On a Winter day in 2014 I visited a school on the East Coast that was in deep trouble. The Spanish AP test had just undergone a heralded transformation from grammar-based to communicative skills-based and the uncertainty among teachers, along with the intense community pressure for high AP scores, had driven the AP Spanish teacher to announce her early retirement… effective in January before the test!
I remember sitting with the department chair and the principal as the first snowflakes of a Winter storm fell outside. The school was emptying of students scurrying home due to the early dismissal for Winter weather.
Everything felt ominous indeed.
And then the other shoe finally dropped. The Department Chair showed me the scope & sequence documents for their AP Spanish class after I had asked about the Spanish heritage language population in the district — there was such a population, but the department chair did not know about them because those students were tracked into English only classes. That, I mentioned, is the low-hanging fruit to get some success in the AP Spanish program while restructuring the program to be communicative classes. The principal was a youngish Irish-American with a wide arm span, maybe he had played basketball, because he knew how to control a room. “Whoa”, he said extending his arms, “I’m not looking for big changes, I’m just looking for an AP teacher”. And that is when I realized that the job I thought I was interviewing for was not this one.
That weekend on the flight back to Los Angeles I wrote a version of the essay below, titled “The grammar syllabus is worth fighting against”.
One of the things that I absolutely love about a comprehensible classroom is the way that the method fosters an inclusive classroom. As long as students are physically in class, they all acquire language because our class stories are compelling and entirely comprehensible.
Although this is a difficult skill for the teacher to master, students often comment that our class “work” is easy. The high-achievers who have been trained to differentiate themselves from their peers can display their brilliance through their SSR choices and their timed writings, but class stories always move at the speed of the slowest processor. If I note any of my students experiencing difficulty I know that I am moving way too fast because at no point should students be actively thinking about trying to learn the language. They should be engaged with the story; if students cannot understand, then that was my fault!
Teaching advanced classes does not change what the literature tells me about second language acquisition. I focus on meaning and do not move on until my students are processing quickly. If I were to move on when the top 20% were getting antsy because, well, they´ve got it, then I would be reinforcing the message that languages are hard to learn to the remaining 80%. If I were to move on before 80% of my students are ready because I have a syllabus to follow, then I would be reinforcing the erroneous message that languages are hard to learn. If I were following a grammar syllabus packed with abstract concepts that leave 80% of my students confused while I push ahead, then it would not be a surprise that my program would become an anemic bastion of the so-called elite of learners.

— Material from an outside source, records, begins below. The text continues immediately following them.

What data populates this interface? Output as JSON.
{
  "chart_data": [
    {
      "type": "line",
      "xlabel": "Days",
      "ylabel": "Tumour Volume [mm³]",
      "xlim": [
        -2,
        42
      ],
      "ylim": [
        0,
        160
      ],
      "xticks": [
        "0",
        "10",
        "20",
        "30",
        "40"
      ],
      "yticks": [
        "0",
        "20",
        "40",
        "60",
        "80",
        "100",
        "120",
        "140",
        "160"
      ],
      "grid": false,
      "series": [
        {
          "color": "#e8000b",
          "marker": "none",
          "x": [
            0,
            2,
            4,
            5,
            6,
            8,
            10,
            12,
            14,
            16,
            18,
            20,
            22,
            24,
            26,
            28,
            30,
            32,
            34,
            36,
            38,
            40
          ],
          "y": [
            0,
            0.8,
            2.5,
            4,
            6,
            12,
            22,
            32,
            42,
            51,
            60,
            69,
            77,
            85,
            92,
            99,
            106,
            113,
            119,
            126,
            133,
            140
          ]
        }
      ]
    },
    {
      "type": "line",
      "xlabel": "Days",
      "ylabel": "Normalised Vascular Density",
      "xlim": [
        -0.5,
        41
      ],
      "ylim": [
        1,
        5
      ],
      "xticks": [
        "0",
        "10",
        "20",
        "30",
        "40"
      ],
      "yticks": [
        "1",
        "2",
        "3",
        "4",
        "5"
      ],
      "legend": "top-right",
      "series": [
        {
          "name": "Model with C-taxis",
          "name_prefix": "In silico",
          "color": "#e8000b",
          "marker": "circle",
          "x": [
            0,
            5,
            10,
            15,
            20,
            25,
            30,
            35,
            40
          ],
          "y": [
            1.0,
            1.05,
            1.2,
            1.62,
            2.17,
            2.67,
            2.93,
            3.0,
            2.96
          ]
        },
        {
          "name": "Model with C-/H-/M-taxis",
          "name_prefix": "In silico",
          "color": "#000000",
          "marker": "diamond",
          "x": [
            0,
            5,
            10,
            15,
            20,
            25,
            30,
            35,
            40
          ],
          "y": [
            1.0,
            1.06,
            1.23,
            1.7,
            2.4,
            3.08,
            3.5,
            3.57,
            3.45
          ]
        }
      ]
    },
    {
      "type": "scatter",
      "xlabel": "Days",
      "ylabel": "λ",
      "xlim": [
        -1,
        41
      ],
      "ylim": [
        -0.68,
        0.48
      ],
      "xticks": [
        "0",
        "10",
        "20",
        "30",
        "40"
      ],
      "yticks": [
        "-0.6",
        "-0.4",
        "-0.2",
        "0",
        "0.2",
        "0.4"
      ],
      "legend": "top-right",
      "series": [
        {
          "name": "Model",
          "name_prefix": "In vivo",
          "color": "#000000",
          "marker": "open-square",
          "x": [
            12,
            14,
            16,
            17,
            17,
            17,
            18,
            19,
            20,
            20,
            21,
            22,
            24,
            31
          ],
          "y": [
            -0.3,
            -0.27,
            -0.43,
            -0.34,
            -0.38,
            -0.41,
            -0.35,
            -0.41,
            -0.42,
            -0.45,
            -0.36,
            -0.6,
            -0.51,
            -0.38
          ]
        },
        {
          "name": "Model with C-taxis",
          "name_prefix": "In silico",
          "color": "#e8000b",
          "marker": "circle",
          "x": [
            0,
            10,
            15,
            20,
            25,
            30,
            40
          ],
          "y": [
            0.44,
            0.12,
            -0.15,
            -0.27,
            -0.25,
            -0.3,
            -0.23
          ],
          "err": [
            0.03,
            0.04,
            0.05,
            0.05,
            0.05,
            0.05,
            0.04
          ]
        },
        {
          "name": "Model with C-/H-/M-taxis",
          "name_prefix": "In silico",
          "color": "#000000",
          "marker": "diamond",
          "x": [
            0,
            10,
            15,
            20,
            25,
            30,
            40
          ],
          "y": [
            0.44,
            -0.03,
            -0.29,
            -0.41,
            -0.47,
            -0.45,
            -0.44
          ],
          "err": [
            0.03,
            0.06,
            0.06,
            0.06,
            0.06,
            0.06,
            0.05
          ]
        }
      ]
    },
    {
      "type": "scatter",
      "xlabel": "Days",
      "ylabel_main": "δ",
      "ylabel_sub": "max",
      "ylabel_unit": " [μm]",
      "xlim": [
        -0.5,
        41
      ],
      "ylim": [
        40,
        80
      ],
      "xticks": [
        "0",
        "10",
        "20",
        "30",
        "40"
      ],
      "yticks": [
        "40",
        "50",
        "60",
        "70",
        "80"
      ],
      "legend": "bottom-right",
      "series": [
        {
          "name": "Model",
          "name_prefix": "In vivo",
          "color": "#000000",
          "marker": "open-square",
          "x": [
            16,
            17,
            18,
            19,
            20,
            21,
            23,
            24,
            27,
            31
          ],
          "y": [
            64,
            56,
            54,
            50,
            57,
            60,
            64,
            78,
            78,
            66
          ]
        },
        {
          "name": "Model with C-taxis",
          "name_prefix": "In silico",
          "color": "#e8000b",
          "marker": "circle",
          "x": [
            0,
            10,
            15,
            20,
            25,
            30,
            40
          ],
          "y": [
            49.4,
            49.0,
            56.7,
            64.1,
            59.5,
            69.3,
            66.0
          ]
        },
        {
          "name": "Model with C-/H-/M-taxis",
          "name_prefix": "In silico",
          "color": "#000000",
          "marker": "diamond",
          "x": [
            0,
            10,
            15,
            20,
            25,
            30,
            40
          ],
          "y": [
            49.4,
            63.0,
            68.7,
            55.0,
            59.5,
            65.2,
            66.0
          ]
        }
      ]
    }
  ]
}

As a public school teacher I am very aware that the elite learners are closely correlated with social class. It is devastating the way that educational institutions can function to reinforce inequality in society, and I personally believe that the packed grammar syllabus is our contribution, as language teachers, to reinforcing inequality.
It is not that I do not teach advanced grammar. I actually teach advanced grammar in Spanish 1, and my students acquire it as evidenced through their quick writes. What I do not do is separate the language into abstract units that simply confuse students. I do not devote a unit to the subjunctive, and then expect them to either reproduce it accurately (top 20%) or (for the other 80%) forget it after the test because we are moving on to the imperfect tense now.
Instead, within the context of a meaningful story, I use my skills so that my Spanish 1 students understand the phrase “yo quiero que seas feliz”. My students were interested in this phrase because it was uttered by the father in the story, who had never bought a car but always rode an elephant to work. He finally overcame his moral objections to the oil economy and bought his daughter a car because he wanted her to be happy. He looked her in the eyes (student actor steps forward) and said, yo quiero que seas feliz. That is emotionally gripping.
I ask my students ¿ustedes quieren que yo sea feliz? (I want an elephant, by the way). I ask them ¿El Grinch quiere que seamos felices? We play with variations of this one phrase until it is natural, until they have acquired it. It takes a while.
A week later it showed up in a timed free write of a student who was writing about a boy who screamed at a girl; he wrote el chico quiere que la chica sea triste. That is language acquisition for 100% of my students: no conjugation charts, no forced deadlines for learning and yes, they will get it “wrong” before they get it right.
Recently I saw a scope and sequence for an upper level class that had quite a bit packed into the year. Every few weeks a new grammar concept, and then the last several weeks of the school year finally dedicated to “using all tenses at once“. My issue is not actually with the grammar taught. It really is with the sequence. A sequence ordered by linguistic function is great for linguists… but for the majority of us humans, not so much.
All of our students will learn the complete grammar of the target language naturally if we do not shelter our grammar instruction into discreet units, but rather limit our vocabulary so that we remain 100% comprehensible. Many high school language departments still sequence their courses largely by grammar concept, making it very difficult for a good comprehensible input teacher to follow the dictates of research and conscience.
The grammar syllabus is worth fighting against.